Moore, of course, didn’t live in Baltimore until he attended college at the elite Johns Hopkins University, where he’s unlikely to have picked up “a Baltimore twang.” While living as a child in the Bronx, he attended the exclusive Riverdale Country School, where John and Robert F. Kennedy also went. He left the school for a military academy after he was facing expulsion for graffiti and other infractions.

As evidence of his expertise, Moore said in his White House fellowship application that, by 2006, he had authored four articles and was “featured in two books on the threat of radical Islam in Latin America.”

His office could not locate the four articles.
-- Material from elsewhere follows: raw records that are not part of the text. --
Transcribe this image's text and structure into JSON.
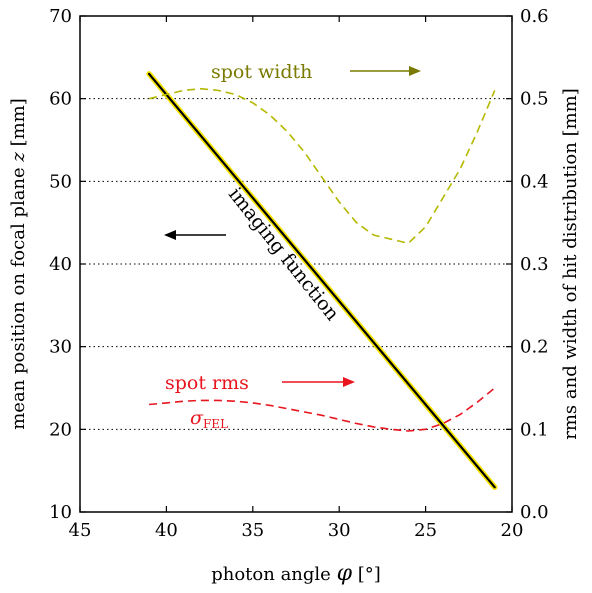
{
  "chart_data": {
    "type": "line",
    "xlabel": "photon angle φ [°]",
    "ylabel_left": "mean position on focal plane z [mm]",
    "ylabel_right": "rms and width of hit distribution [mm]",
    "xlim": [
      45,
      20
    ],
    "ylim_left": [
      10,
      70
    ],
    "ylim_right": [
      0.0,
      0.6
    ],
    "x_ticks": [
      45,
      40,
      35,
      30,
      25,
      20
    ],
    "y_ticks_left": [
      10,
      20,
      30,
      40,
      50,
      60,
      70
    ],
    "y_ticks_right": [
      "0.0",
      "0.1",
      "0.2",
      "0.3",
      "0.4",
      "0.5",
      "0.6"
    ],
    "grid": "horizontal dotted at 20, 30, 40, 50, 60",
    "series": [
      {
        "name": "imaging function",
        "axis": "left",
        "color": "#000000",
        "highlight": "#f5e400",
        "style": "solid",
        "x": [
          41,
          21
        ],
        "y": [
          63,
          13
        ]
      },
      {
        "name": "spot width",
        "axis": "right",
        "color": "#b5b800",
        "style": "dashed",
        "x": [
          41,
          40,
          39,
          38,
          37,
          36,
          35,
          34,
          33,
          32,
          31,
          30,
          29,
          28,
          27,
          26,
          25,
          24,
          23,
          22,
          21
        ],
        "y": [
          0.5,
          0.505,
          0.51,
          0.512,
          0.51,
          0.505,
          0.495,
          0.48,
          0.46,
          0.435,
          0.405,
          0.375,
          0.35,
          0.335,
          0.33,
          0.325,
          0.345,
          0.38,
          0.415,
          0.46,
          0.51
        ]
      },
      {
        "name": "spot rms",
        "axis": "right",
        "color": "#e8141e",
        "style": "dashed",
        "x": [
          41,
          40,
          39,
          38,
          37,
          36,
          35,
          34,
          33,
          32,
          31,
          30,
          29,
          28,
          27,
          26,
          25,
          24,
          23,
          22,
          21
        ],
        "y": [
          0.13,
          0.132,
          0.134,
          0.135,
          0.135,
          0.134,
          0.132,
          0.129,
          0.125,
          0.121,
          0.117,
          0.112,
          0.107,
          0.103,
          0.1,
          0.098,
          0.1,
          0.107,
          0.118,
          0.133,
          0.15
        ]
      }
    ],
    "annotations": {
      "imaging_function": "imaging function",
      "spot_width": "spot width",
      "spot_rms": "spot rms",
      "sigma_main": "σ",
      "sigma_sub": "FEL"
    }
  }
}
Academic databases, including Google Scholar and JSTOR, contain precisely zero articles by Moore on the topic of radical Islam, nor do the databases contain any scholarly works that cite Moore’s thesis or any other scholarly works as a source.

Moore did make contributions to two books, both published by the Council for Emerging National Security Affairs, a nonprofit think tank founded by Moore’s friend Fenzel. In one book, The Faces of Intelligence Reform, a collection of essays from junior national security leaders, Moore contributed a 773-word essay—not about radical Islam—praising the George W. Bush administration for establishing the Office of the Director of National Intelligence. Moore produced no original research for the essay.

Moore’s contribution to a second book, Beyond The Campaign, was a researched essay about radical Islam in the Tri-Border region of Paraguay, Argentina, and Brazil.

Moore’s office pointed the Free Beacon to one of his sources for that essay, the journalist Sebastian Junger, author of the bestselling nonfiction book about Massachusetts commercial fishermen, The Perfect Storm, which was made into a George Clooney movie. Junger told the Free Beacon he spoke with Moore sometime in 2002 about radical Islam in the Tri-Border region. He said Moore “had informed questions, which is what every journalist or researcher hopes to have,” but declined to comment when asked if it is fair to characterize Moore as a “foremost expert” on the topic.

“I don’t know his body of work,” Junger said. “He may or may not be. I don’t have a basis for saying that.”